E ora scendono in campo anche gli Stati Uniti, che dopo il duro monito lanciato dal segretario di Stato Hillary Clinton al presidente della Siria Bashar al Assad, in serata è arrivato anche il richiamo del presidente Barack Obama (foto by InfoPhoto), che riguardo al possibile uso di armi chimiche nella guerra civile che sta insanguinando il paese precisa: “Se il regime di Assad dovesse usare armi chimiche sarebbe inaccettabile e ci sarebbero delle conseguenze”.

Obama poi prosegue senza mezze misura: “Il mondo sta guardando – precisa da Washington - continueremo a sostenere le legittime aspirazioni del popolo siriano e a collaborare con l’opposizione fornendo aiuti umanitari”. Il presidente ha confermato l’obiettivo: “Un processo transizione verso una Siria libera dal regime di Assad”.

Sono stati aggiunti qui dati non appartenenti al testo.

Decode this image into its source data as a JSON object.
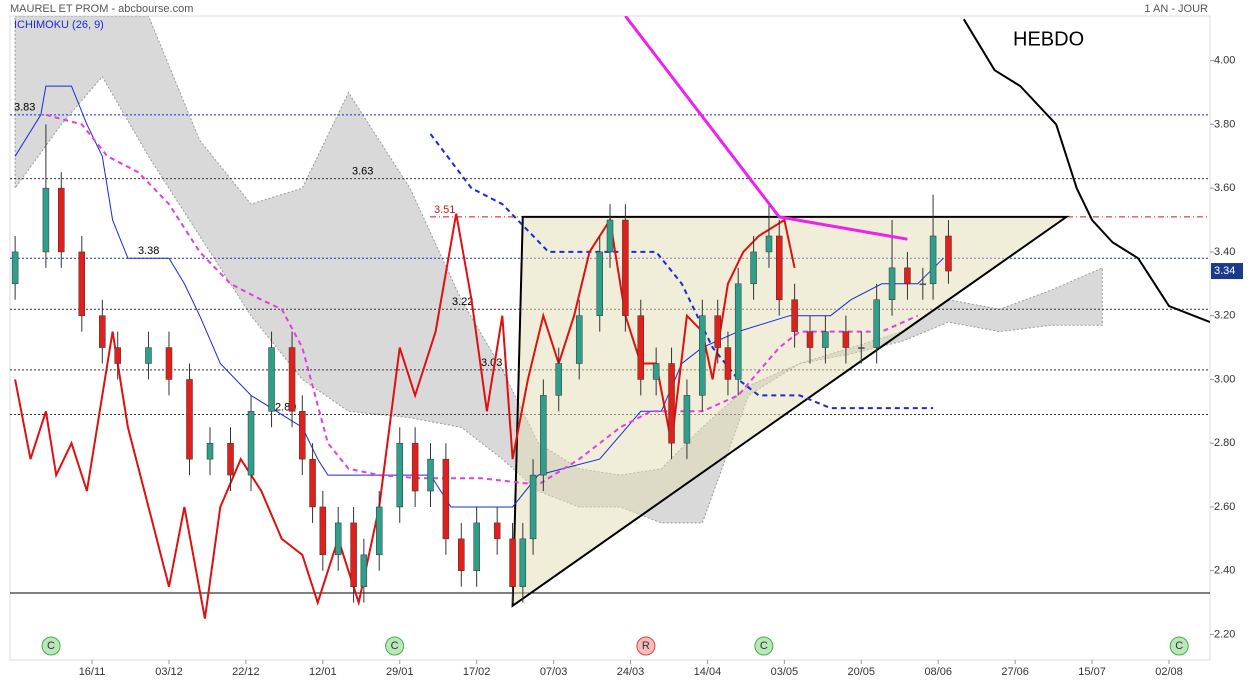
{
  "chart_data": {
    "type": "candlestick",
    "title": "MAUREL ET PROM - abcbourse.com",
    "subtitle": "ICHIMOKU (26, 9)",
    "period": "1 AN - JOUR",
    "annotation": "HEBDO",
    "xlim": [
      0,
      234
    ],
    "ylim": [
      2.12,
      4.14
    ],
    "xticks": [
      {
        "value": 16,
        "label": "16/11"
      },
      {
        "value": 31,
        "label": "03/12"
      },
      {
        "value": 46,
        "label": "22/12"
      },
      {
        "value": 61,
        "label": "12/01"
      },
      {
        "value": 76,
        "label": "29/01"
      },
      {
        "value": 91,
        "label": "17/02"
      },
      {
        "value": 106,
        "label": "07/03"
      },
      {
        "value": 121,
        "label": "24/03"
      },
      {
        "value": 136,
        "label": "14/04"
      },
      {
        "value": 151,
        "label": "03/05"
      },
      {
        "value": 166,
        "label": "20/05"
      },
      {
        "value": 181,
        "label": "08/06"
      },
      {
        "value": 196,
        "label": "27/06"
      },
      {
        "value": 211,
        "label": "15/07"
      },
      {
        "value": 226,
        "label": "02/08"
      }
    ],
    "yticks": [
      {
        "value": 4,
        "label": "4.00"
      },
      {
        "value": 3.8,
        "label": "3.80"
      },
      {
        "value": 3.6,
        "label": "3.60"
      },
      {
        "value": 3.4,
        "label": "3.40"
      },
      {
        "value": 3.2,
        "label": "3.20"
      },
      {
        "value": 3,
        "label": "3.00"
      },
      {
        "value": 2.8,
        "label": "2.80"
      },
      {
        "value": 2.6,
        "label": "2.60"
      },
      {
        "value": 2.4,
        "label": "2.40"
      },
      {
        "value": 2.2,
        "label": "2.20"
      }
    ],
    "up_color": "#2f9e8a",
    "down_color": "#e0201b",
    "x": [
      1,
      7,
      10,
      14,
      18,
      21,
      27,
      31,
      35,
      39,
      43,
      47,
      51,
      55,
      57,
      59,
      61,
      64,
      67,
      69,
      72,
      76,
      79,
      82,
      85,
      88,
      91,
      95,
      98,
      100,
      102,
      104,
      107,
      111,
      115,
      117,
      120,
      123,
      126,
      129,
      132,
      135,
      138,
      140,
      142,
      145,
      148,
      150,
      153,
      156,
      159,
      163,
      166,
      169,
      172,
      175,
      178,
      180,
      183
    ],
    "open": [
      3.3,
      3.4,
      3.6,
      3.4,
      3.2,
      3.1,
      3.05,
      3.1,
      3.0,
      2.75,
      2.8,
      2.7,
      2.9,
      3.1,
      2.9,
      2.75,
      2.6,
      2.45,
      2.55,
      2.35,
      2.45,
      2.6,
      2.8,
      2.65,
      2.75,
      2.5,
      2.4,
      2.55,
      2.5,
      2.35,
      2.5,
      2.7,
      2.95,
      3.05,
      3.2,
      3.4,
      3.5,
      3.2,
      3.0,
      3.05,
      2.8,
      2.95,
      3.2,
      3.1,
      3.0,
      3.3,
      3.4,
      3.45,
      3.25,
      3.15,
      3.1,
      3.15,
      3.1,
      3.1,
      3.25,
      3.35,
      3.3,
      3.3,
      3.45
    ],
    "high": [
      3.45,
      3.8,
      3.65,
      3.45,
      3.25,
      3.15,
      3.15,
      3.15,
      3.05,
      2.85,
      2.85,
      2.95,
      3.15,
      3.15,
      2.95,
      2.8,
      2.65,
      2.6,
      2.6,
      2.5,
      2.65,
      2.85,
      2.85,
      2.8,
      2.8,
      2.55,
      2.6,
      2.6,
      2.55,
      2.55,
      2.75,
      3.0,
      3.1,
      3.25,
      3.45,
      3.55,
      3.55,
      3.25,
      3.1,
      3.1,
      3.0,
      3.25,
      3.25,
      3.15,
      3.35,
      3.45,
      3.55,
      3.5,
      3.3,
      3.2,
      3.2,
      3.2,
      3.15,
      3.3,
      3.5,
      3.4,
      3.35,
      3.58,
      3.5
    ],
    "low": [
      3.25,
      3.35,
      3.35,
      3.15,
      3.05,
      3.0,
      3.0,
      2.95,
      2.7,
      2.7,
      2.65,
      2.65,
      2.85,
      2.85,
      2.7,
      2.55,
      2.4,
      2.4,
      2.3,
      2.3,
      2.4,
      2.55,
      2.6,
      2.6,
      2.45,
      2.35,
      2.35,
      2.45,
      2.3,
      2.3,
      2.45,
      2.65,
      2.9,
      3.0,
      3.15,
      3.35,
      3.15,
      2.95,
      2.95,
      2.75,
      2.75,
      2.9,
      3.05,
      2.95,
      2.95,
      3.25,
      3.35,
      3.2,
      3.1,
      3.05,
      3.05,
      3.05,
      3.05,
      3.05,
      3.2,
      3.25,
      3.25,
      3.25,
      3.3
    ],
    "close": [
      3.4,
      3.6,
      3.4,
      3.2,
      3.1,
      3.05,
      3.1,
      3.0,
      2.75,
      2.8,
      2.7,
      2.9,
      3.1,
      2.9,
      2.75,
      2.6,
      2.45,
      2.55,
      2.35,
      2.45,
      2.6,
      2.8,
      2.65,
      2.75,
      2.5,
      2.4,
      2.55,
      2.5,
      2.35,
      2.5,
      2.7,
      2.95,
      3.05,
      3.2,
      3.4,
      3.5,
      3.2,
      3.0,
      3.05,
      2.8,
      2.95,
      3.2,
      3.1,
      3.0,
      3.3,
      3.4,
      3.45,
      3.25,
      3.15,
      3.1,
      3.15,
      3.1,
      3.1,
      3.25,
      3.35,
      3.3,
      3.3,
      3.45,
      3.34
    ],
    "cloud": {
      "type": "area",
      "color": "#cfcfcf",
      "x": [
        1,
        10,
        18,
        27,
        37,
        47,
        57,
        66,
        78,
        88,
        96,
        103,
        111,
        119,
        127,
        135,
        144,
        154,
        164,
        174,
        183,
        193,
        203,
        213
      ],
      "upper": [
        4.14,
        4.14,
        4.14,
        4.14,
        3.75,
        3.55,
        3.6,
        3.9,
        3.6,
        3.25,
        3.03,
        2.8,
        2.72,
        2.7,
        2.72,
        2.85,
        2.98,
        3.05,
        3.1,
        3.15,
        3.25,
        3.22,
        3.28,
        3.35
      ],
      "lower": [
        3.6,
        3.8,
        3.95,
        3.7,
        3.45,
        3.2,
        3.0,
        2.9,
        2.88,
        2.85,
        2.75,
        2.65,
        2.6,
        2.6,
        2.55,
        2.55,
        2.95,
        3.05,
        3.08,
        3.12,
        3.18,
        3.15,
        3.17,
        3.17
      ]
    },
    "levels": [
      {
        "value": 3.83,
        "color": "#1a2ad8",
        "dash": "2,2"
      },
      {
        "value": 3.63,
        "color": "#333333",
        "dash": "2,2"
      },
      {
        "value": 3.51,
        "color": "#d01818",
        "dash": "6,3,1,3"
      },
      {
        "value": 3.38,
        "color": "#1a2ad8",
        "dash": "2,2"
      },
      {
        "value": 3.22,
        "color": "#333333",
        "dash": "2,2"
      },
      {
        "value": 3.03,
        "color": "#333333",
        "dash": "2,2"
      },
      {
        "value": 2.89,
        "color": "#333333",
        "dash": "2,2"
      },
      {
        "value": 2.33,
        "color": "#000000",
        "dash": "none"
      }
    ],
    "triangle": {
      "x": [
        98,
        100,
        206
      ],
      "values": [
        2.29,
        3.51,
        3.51
      ]
    },
    "lines": [
      {
        "color": "#1a2ad8",
        "width": 1,
        "dashed": false,
        "x": [
          1,
          6,
          7,
          12,
          15,
          18,
          20,
          23,
          31,
          34,
          37,
          41,
          47,
          57,
          60,
          62,
          72,
          82,
          86,
          92,
          98,
          103,
          115,
          123,
          127,
          131,
          135,
          142,
          152,
          160,
          164,
          170,
          177,
          182
        ],
        "values": [
          3.7,
          3.83,
          3.92,
          3.92,
          3.8,
          3.7,
          3.5,
          3.38,
          3.38,
          3.3,
          3.2,
          3.05,
          2.95,
          2.85,
          2.75,
          2.7,
          2.7,
          2.7,
          2.6,
          2.6,
          2.6,
          2.7,
          2.75,
          2.9,
          2.9,
          3.05,
          3.1,
          3.15,
          3.2,
          3.2,
          3.25,
          3.3,
          3.3,
          3.38
        ]
      },
      {
        "color": "#e040e0",
        "width": 2,
        "dashed": true,
        "x": [
          7,
          14,
          19,
          25,
          31,
          37,
          43,
          49,
          53,
          57,
          62,
          66,
          72,
          80,
          92,
          103,
          111,
          119,
          125,
          135,
          142,
          150,
          154,
          162,
          170,
          177
        ],
        "values": [
          3.83,
          3.8,
          3.7,
          3.65,
          3.55,
          3.4,
          3.3,
          3.25,
          3.22,
          3.1,
          2.8,
          2.72,
          2.7,
          2.69,
          2.69,
          2.67,
          2.75,
          2.85,
          2.9,
          2.9,
          2.95,
          3.1,
          3.15,
          3.15,
          3.15,
          3.2
        ]
      },
      {
        "color": "#1a2ad8",
        "width": 2,
        "dashed": true,
        "x": [
          82,
          90,
          96,
          105,
          119,
          126,
          131,
          137,
          142,
          146,
          154,
          160,
          180
        ],
        "values": [
          3.77,
          3.6,
          3.55,
          3.4,
          3.4,
          3.4,
          3.3,
          3.1,
          3.0,
          2.95,
          2.95,
          2.91,
          2.91
        ]
      },
      {
        "color": "#e01010",
        "width": 2,
        "dashed": false,
        "x": [
          1,
          4,
          7,
          9,
          12,
          15,
          18,
          20,
          23,
          27,
          31,
          34,
          38,
          41,
          45,
          49,
          53,
          57,
          60,
          64,
          68,
          72,
          76,
          79,
          83,
          87,
          90,
          93,
          96,
          98,
          101,
          104,
          107,
          110,
          113,
          117,
          120,
          123,
          126,
          129,
          132,
          135,
          137,
          140,
          143,
          146,
          151,
          153
        ],
        "values": [
          3.0,
          2.75,
          2.9,
          2.7,
          2.8,
          2.65,
          2.95,
          3.15,
          2.85,
          2.6,
          2.35,
          2.6,
          2.25,
          2.6,
          2.75,
          2.65,
          2.5,
          2.45,
          2.3,
          2.5,
          2.3,
          2.6,
          3.1,
          2.95,
          3.15,
          3.52,
          3.25,
          2.9,
          3.2,
          2.75,
          3.0,
          3.2,
          3.05,
          3.2,
          3.4,
          3.5,
          3.2,
          3.05,
          3.05,
          2.8,
          3.2,
          3.15,
          3.0,
          3.3,
          3.4,
          3.45,
          3.5,
          3.35
        ]
      },
      {
        "color": "#ee22ee",
        "width": 3,
        "dashed": false,
        "x": [
          120,
          150,
          175
        ],
        "values": [
          4.14,
          3.51,
          3.44
        ]
      },
      {
        "color": "#000000",
        "width": 2,
        "dashed": false,
        "x": [
          186,
          192,
          197,
          204,
          208,
          211,
          215,
          220,
          226,
          234
        ],
        "values": [
          4.13,
          3.97,
          3.92,
          3.8,
          3.6,
          3.5,
          3.43,
          3.38,
          3.23,
          3.18
        ]
      }
    ],
    "markers": [
      {
        "x": 8,
        "label": "C",
        "color": "#3cb43c"
      },
      {
        "x": 75,
        "label": "C",
        "color": "#3cb43c"
      },
      {
        "x": 124,
        "label": "R",
        "color": "#e04040"
      },
      {
        "x": 147,
        "label": "C",
        "color": "#3cb43c"
      },
      {
        "x": 228,
        "label": "C",
        "color": "#3cb43c"
      }
    ]
  }
}
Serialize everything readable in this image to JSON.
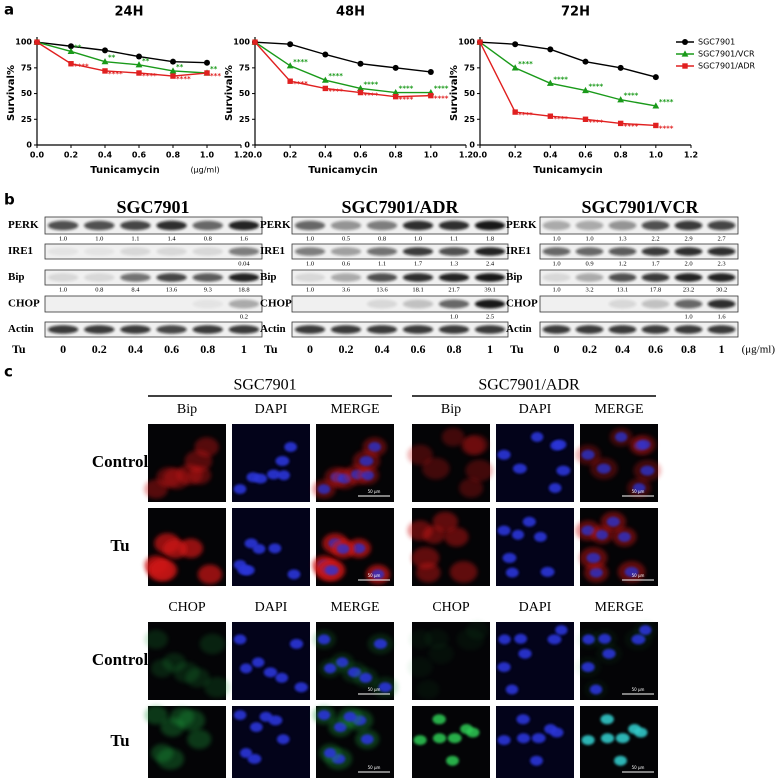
{
  "panel_labels": [
    "a",
    "b",
    "c"
  ],
  "chart_data": [
    {
      "type": "line",
      "title": "24H",
      "x_label": "Tunicamycin",
      "x_unit": "(μg/ml)",
      "y_label": "Survival%",
      "x": [
        0,
        0.2,
        0.4,
        0.6,
        0.8,
        1.0
      ],
      "xlim": [
        0,
        1.2
      ],
      "xticks": [
        {
          "value": 0,
          "label": "0.0"
        },
        {
          "value": 0.2,
          "label": "0.2"
        },
        {
          "value": 0.4,
          "label": "0.4"
        },
        {
          "value": 0.6,
          "label": "0.6"
        },
        {
          "value": 0.8,
          "label": "0.8"
        },
        {
          "value": 1.0,
          "label": "1.0"
        },
        {
          "value": 1.2,
          "label": "1.2"
        }
      ],
      "ylim": [
        0,
        105
      ],
      "yticks": [
        0,
        25,
        50,
        75,
        100
      ],
      "series": [
        {
          "color": "#000000",
          "marker": "circle",
          "values": [
            100,
            96,
            92,
            86,
            81,
            80
          ]
        },
        {
          "color": "#1a9a1a",
          "marker": "triangle",
          "values": [
            100,
            91,
            81,
            78,
            72,
            70
          ],
          "annotations": [
            null,
            "**",
            "**",
            "**",
            "**",
            "**"
          ]
        },
        {
          "color": "#e02020",
          "marker": "square",
          "values": [
            100,
            79,
            72,
            70,
            67,
            70
          ],
          "annotations": [
            null,
            "****",
            "****",
            "****",
            "****",
            "***"
          ]
        }
      ]
    },
    {
      "type": "line",
      "title": "48H",
      "x_label": "Tunicamycin",
      "y_label": "Survival%",
      "x": [
        0,
        0.2,
        0.4,
        0.6,
        0.8,
        1.0
      ],
      "xlim": [
        0,
        1.2
      ],
      "xticks": [
        {
          "value": 0,
          "label": "0.0"
        },
        {
          "value": 0.2,
          "label": "0.2"
        },
        {
          "value": 0.4,
          "label": "0.4"
        },
        {
          "value": 0.6,
          "label": "0.6"
        },
        {
          "value": 0.8,
          "label": "0.8"
        },
        {
          "value": 1.0,
          "label": "1.0"
        },
        {
          "value": 1.2,
          "label": "1.2"
        }
      ],
      "ylim": [
        0,
        105
      ],
      "yticks": [
        0,
        25,
        50,
        75,
        100
      ],
      "series": [
        {
          "color": "#000000",
          "marker": "circle",
          "values": [
            100,
            98,
            88,
            79,
            75,
            71
          ]
        },
        {
          "color": "#1a9a1a",
          "marker": "triangle",
          "values": [
            100,
            77,
            63,
            55,
            51,
            51
          ],
          "annotations": [
            null,
            "****",
            "****",
            "****",
            "****",
            "****"
          ]
        },
        {
          "color": "#e02020",
          "marker": "square",
          "values": [
            100,
            62,
            55,
            51,
            47,
            48
          ],
          "annotations": [
            null,
            "****",
            "****",
            "****",
            "****",
            "****"
          ]
        }
      ]
    },
    {
      "type": "line",
      "title": "72H",
      "x_label": "Tunicamycin",
      "y_label": "Survival%",
      "x": [
        0,
        0.2,
        0.4,
        0.6,
        0.8,
        1.0
      ],
      "xlim": [
        0,
        1.2
      ],
      "xticks": [
        {
          "value": 0,
          "label": "0.0"
        },
        {
          "value": 0.2,
          "label": "0.2"
        },
        {
          "value": 0.4,
          "label": "0.4"
        },
        {
          "value": 0.6,
          "label": "0.6"
        },
        {
          "value": 0.8,
          "label": "0.8"
        },
        {
          "value": 1.0,
          "label": "1.0"
        },
        {
          "value": 1.2,
          "label": "1.2"
        }
      ],
      "ylim": [
        0,
        105
      ],
      "yticks": [
        0,
        25,
        50,
        75,
        100
      ],
      "legend": "outside-right",
      "series": [
        {
          "name": "SGC7901",
          "color": "#000000",
          "marker": "circle",
          "values": [
            100,
            98,
            93,
            81,
            75,
            66
          ]
        },
        {
          "name": "SGC7901/VCR",
          "color": "#1a9a1a",
          "marker": "triangle",
          "values": [
            100,
            75,
            60,
            53,
            44,
            38
          ],
          "annotations": [
            null,
            "****",
            "****",
            "****",
            "****",
            "****"
          ]
        },
        {
          "name": "SGC7901/ADR",
          "color": "#e02020",
          "marker": "square",
          "values": [
            100,
            32,
            28,
            25,
            21,
            19
          ],
          "annotations": [
            null,
            "****",
            "****",
            "****",
            "****",
            "****"
          ]
        }
      ]
    }
  ],
  "blots": {
    "row_labels": [
      "PERK",
      "IRE1",
      "Bip",
      "CHOP",
      "Actin"
    ],
    "dose_label": "Tu",
    "doses": [
      "0",
      "0.2",
      "0.4",
      "0.6",
      "0.8",
      "1"
    ],
    "dose_unit": "(μg/ml)",
    "panels": [
      {
        "title": "SGC7901",
        "quant": [
          [
            "1.0",
            "1.0",
            "1.1",
            "1.4",
            "0.8",
            "1.6"
          ],
          [
            null,
            null,
            null,
            null,
            null,
            "0.04"
          ],
          [
            "1.0",
            "0.8",
            "8.4",
            "13.6",
            "9.3",
            "18.8"
          ],
          [
            null,
            null,
            null,
            null,
            null,
            "0.2"
          ]
        ]
      },
      {
        "title": "SGC7901/ADR",
        "quant": [
          [
            "1.0",
            "0.5",
            "0.8",
            "1.0",
            "1.1",
            "1.8"
          ],
          [
            "1.0",
            "0.6",
            "1.1",
            "1.7",
            "1.3",
            "2.4"
          ],
          [
            "1.0",
            "3.6",
            "13.6",
            "18.1",
            "21.7",
            "39.1"
          ],
          [
            null,
            null,
            null,
            null,
            "1.0",
            "2.5"
          ]
        ]
      },
      {
        "title": "SGC7901/VCR",
        "quant": [
          [
            "1.0",
            "1.0",
            "1.3",
            "2.2",
            "2.9",
            "2.7"
          ],
          [
            "1.0",
            "0.9",
            "1.2",
            "1.7",
            "2.0",
            "2.3"
          ],
          [
            "1.0",
            "3.2",
            "13.1",
            "17.8",
            "23.2",
            "30.2"
          ],
          [
            null,
            null,
            null,
            null,
            "1.0",
            "1.6"
          ]
        ]
      }
    ]
  },
  "microscopy": {
    "groups": [
      "SGC7901",
      "SGC7901/ADR"
    ],
    "blocks": [
      {
        "channels": [
          "Bip",
          "DAPI",
          "MERGE"
        ]
      },
      {
        "channels": [
          "CHOP",
          "DAPI",
          "MERGE"
        ]
      }
    ],
    "conditions": [
      "Control",
      "Tu"
    ],
    "scale_bar": "50 μm"
  }
}
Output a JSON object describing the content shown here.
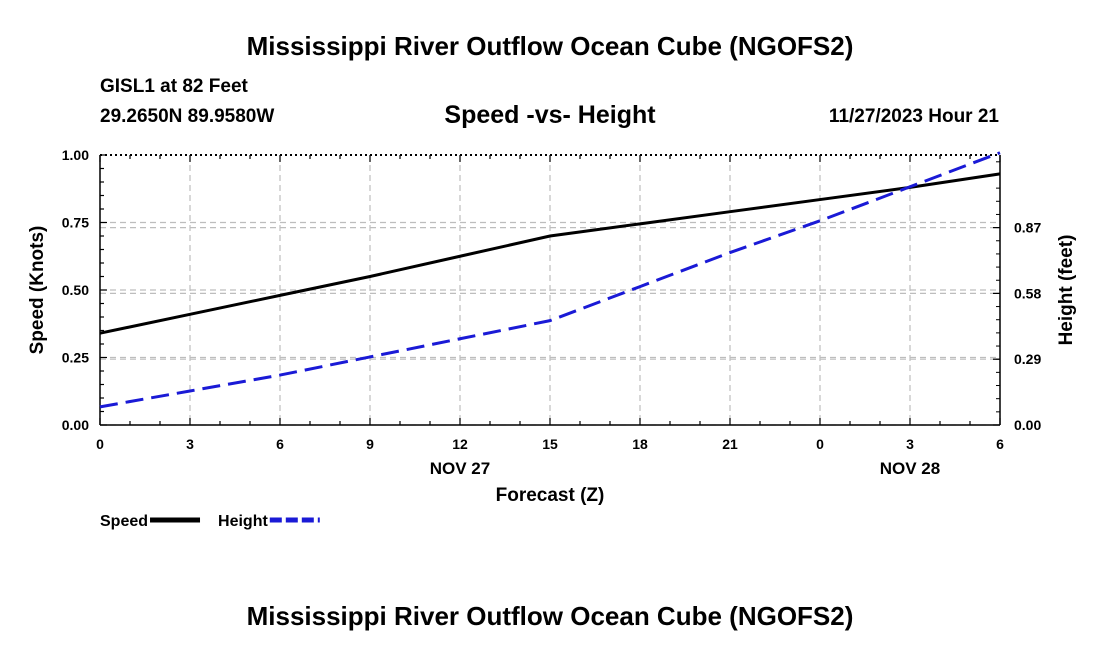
{
  "header": {
    "title": "Mississippi River Outflow Ocean Cube (NGOFS2)",
    "station": "GISL1 at 82 Feet",
    "coords": "29.2650N  89.9580W",
    "subtitle": "Speed -vs- Height",
    "datetime": "11/27/2023 Hour 21"
  },
  "footer": {
    "title": "Mississippi River Outflow Ocean Cube (NGOFS2)"
  },
  "chart_data": {
    "type": "line",
    "title": "Speed -vs- Height",
    "xlabel": "Forecast (Z)",
    "ylabel": "Speed (Knots)",
    "ylabel_right": "Height (feet)",
    "x": [
      0,
      3,
      6,
      9,
      12,
      15,
      18,
      21,
      24,
      27,
      30
    ],
    "x_tick_labels": [
      "0",
      "3",
      "6",
      "9",
      "12",
      "15",
      "18",
      "21",
      "0",
      "3",
      "6"
    ],
    "x_date_labels": [
      {
        "x": 12,
        "label": "NOV 27"
      },
      {
        "x": 27,
        "label": "NOV 28"
      }
    ],
    "xlim": [
      0,
      30
    ],
    "ylim": [
      0,
      1
    ],
    "y_ticks": [
      0,
      0.25,
      0.5,
      0.75,
      1
    ],
    "y_tick_labels": [
      "0.00",
      "0.25",
      "0.50",
      "0.75",
      "1.00"
    ],
    "ylim_right": [
      0,
      1.19
    ],
    "y_ticks_right": [
      0,
      0.29,
      0.58,
      0.87
    ],
    "y_tick_labels_right": [
      "0.00",
      "0.29",
      "0.58",
      "0.87"
    ],
    "grid": true,
    "legend_position": "bottom-left",
    "series": [
      {
        "name": "Speed",
        "axis": "left",
        "color": "#000000",
        "dash": "solid",
        "values": [
          0.34,
          0.41,
          0.48,
          0.55,
          0.625,
          0.7,
          0.745,
          0.79,
          0.835,
          0.88,
          0.93
        ]
      },
      {
        "name": "Height",
        "axis": "right",
        "color": "#1a1ad6",
        "dash": "dashed",
        "values": [
          0.08,
          0.15,
          0.22,
          0.3,
          0.38,
          0.46,
          0.61,
          0.76,
          0.9,
          1.05,
          1.2
        ]
      }
    ]
  }
}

Da Praga, nel pomeriggio, Hilary Clinton aveva annunciato: “Questa è la linea rossa per noi – aveva detto, facendo riferimento all’uso di armi chimiche – è sufficiente dire che siamo certamente intenzionati ad agire se tale eventualità dovesse verificarsi”.

Un funzionario Usa, secondo quanto riportato dalla France Press, avrebbe ammesso che l’esercito siriano sta iniziando a mescolare elementi chimici per la produzione di gas sarin, micidiale arma chimica che potrebbe essere usato contro i ribelli e la popolazione. Armi che sarebbero già pronte all’uso.